I want to use kerberos for authentication and ldap for authorization. I'm using OpenLDAP and not SUN LDAP so this already creates a bit of chafe, but I'm not going to install SUN LDAP
or install a 3rd party PAM module - I want everything to be default so the next person to inherit this mess doesn't go mad.
Now I don't want to use pam_ldap for account authorization since this implies 1) I'm using SUN LDAP and 2) I'm storing account information like PASSWD in LDAP. We don't.
I *do* want to use vanilla pam_unix_account and rely on nsswitch.conf to state my name service preferences.
Now one would assume, given my requirements, that a reasonable SSH PAM stack would look like this:
other auth requisite pam_authtok_get.so.1
other auth required pam_dhkeys.so.1
other auth required pam_unix_cred.so.1
other auth sufficient pam_krb5.so.1
other auth required pam_unix_auth.so.1
other account requisite pam_roles.so.1
other account required pam_projects.so.1
other account sufficient pam_unix_account.so.1
Then why doesn't it work???? Why, in debug mode, does it always complain that account so and so is not found?

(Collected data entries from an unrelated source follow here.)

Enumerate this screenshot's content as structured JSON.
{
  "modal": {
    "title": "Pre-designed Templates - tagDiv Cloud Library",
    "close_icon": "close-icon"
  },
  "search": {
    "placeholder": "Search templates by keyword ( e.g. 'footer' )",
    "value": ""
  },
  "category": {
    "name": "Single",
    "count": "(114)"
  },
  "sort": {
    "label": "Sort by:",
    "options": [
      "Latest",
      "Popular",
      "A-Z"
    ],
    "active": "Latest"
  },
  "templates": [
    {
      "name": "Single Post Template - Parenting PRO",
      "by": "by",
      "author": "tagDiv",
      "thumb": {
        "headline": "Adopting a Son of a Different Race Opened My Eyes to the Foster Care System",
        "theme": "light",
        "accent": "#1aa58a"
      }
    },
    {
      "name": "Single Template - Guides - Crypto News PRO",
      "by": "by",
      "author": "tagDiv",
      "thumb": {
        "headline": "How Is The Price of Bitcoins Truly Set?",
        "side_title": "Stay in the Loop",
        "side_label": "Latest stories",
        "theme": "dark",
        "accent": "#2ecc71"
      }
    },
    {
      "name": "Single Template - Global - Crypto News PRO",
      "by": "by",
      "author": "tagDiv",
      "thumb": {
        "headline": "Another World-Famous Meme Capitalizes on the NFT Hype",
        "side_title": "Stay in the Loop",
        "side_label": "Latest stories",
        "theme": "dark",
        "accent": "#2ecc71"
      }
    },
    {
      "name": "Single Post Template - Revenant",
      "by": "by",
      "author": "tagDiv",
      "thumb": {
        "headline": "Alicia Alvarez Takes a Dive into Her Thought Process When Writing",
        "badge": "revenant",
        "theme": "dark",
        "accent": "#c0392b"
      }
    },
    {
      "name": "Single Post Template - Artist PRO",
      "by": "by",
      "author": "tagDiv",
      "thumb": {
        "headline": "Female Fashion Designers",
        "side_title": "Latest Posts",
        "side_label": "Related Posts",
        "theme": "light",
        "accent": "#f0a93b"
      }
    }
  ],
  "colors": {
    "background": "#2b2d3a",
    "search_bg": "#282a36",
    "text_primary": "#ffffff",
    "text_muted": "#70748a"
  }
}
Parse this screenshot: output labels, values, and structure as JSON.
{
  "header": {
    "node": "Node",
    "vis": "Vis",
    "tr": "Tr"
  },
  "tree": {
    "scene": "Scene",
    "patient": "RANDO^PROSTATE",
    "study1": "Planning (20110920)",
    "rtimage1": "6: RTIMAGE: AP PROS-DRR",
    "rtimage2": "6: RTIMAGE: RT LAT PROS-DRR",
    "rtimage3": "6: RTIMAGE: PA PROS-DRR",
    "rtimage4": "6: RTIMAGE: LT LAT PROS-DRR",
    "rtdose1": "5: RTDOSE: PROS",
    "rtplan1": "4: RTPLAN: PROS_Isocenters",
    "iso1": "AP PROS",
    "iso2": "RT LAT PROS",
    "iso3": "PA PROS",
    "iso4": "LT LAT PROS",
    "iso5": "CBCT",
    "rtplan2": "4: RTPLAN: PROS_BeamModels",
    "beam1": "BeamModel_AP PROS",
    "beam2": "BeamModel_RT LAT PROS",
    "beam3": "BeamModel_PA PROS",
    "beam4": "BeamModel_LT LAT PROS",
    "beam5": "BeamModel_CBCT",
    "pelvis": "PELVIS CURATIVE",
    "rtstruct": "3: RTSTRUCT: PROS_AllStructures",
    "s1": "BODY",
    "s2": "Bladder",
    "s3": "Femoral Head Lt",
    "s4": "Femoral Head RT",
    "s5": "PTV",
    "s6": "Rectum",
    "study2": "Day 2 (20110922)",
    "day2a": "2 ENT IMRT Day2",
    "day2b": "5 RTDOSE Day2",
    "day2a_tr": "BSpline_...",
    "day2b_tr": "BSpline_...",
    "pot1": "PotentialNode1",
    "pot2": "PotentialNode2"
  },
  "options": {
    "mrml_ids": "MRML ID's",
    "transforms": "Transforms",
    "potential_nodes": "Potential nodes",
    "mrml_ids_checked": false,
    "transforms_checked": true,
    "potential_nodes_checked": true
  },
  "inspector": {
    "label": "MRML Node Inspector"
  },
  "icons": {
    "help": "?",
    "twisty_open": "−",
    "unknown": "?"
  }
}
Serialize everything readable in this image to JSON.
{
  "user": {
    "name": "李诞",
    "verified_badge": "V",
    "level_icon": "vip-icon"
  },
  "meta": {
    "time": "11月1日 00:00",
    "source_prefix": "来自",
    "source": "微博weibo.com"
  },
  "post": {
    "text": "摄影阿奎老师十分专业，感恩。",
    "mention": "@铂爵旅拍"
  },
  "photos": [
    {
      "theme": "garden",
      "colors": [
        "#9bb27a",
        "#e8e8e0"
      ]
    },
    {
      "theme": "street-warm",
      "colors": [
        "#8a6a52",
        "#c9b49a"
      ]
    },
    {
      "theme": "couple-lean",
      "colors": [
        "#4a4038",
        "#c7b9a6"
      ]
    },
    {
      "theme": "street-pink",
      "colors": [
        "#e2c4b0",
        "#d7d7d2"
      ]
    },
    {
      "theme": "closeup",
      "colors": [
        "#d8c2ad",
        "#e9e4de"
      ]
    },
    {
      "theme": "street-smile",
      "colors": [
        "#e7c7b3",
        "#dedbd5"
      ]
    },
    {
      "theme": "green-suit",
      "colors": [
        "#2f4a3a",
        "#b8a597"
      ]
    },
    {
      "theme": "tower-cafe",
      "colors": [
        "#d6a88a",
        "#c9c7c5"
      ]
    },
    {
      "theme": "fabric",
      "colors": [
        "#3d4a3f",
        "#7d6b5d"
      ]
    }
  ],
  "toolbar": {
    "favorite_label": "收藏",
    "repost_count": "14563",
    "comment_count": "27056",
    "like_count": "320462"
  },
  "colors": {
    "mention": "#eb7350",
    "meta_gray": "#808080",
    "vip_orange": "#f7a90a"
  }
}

After some investigation it turns out that if using OpenLDAP for authorization one needs to add "objectClass=shadowAccount", and that's it, as an attribute to every single uid=xxx,ou=People,dc=place,dc=org. At least for those users that want to be authorized for login.
What a pain. And how much precious time did I waste on this? 2, maybe 3 hours? Unbelievable.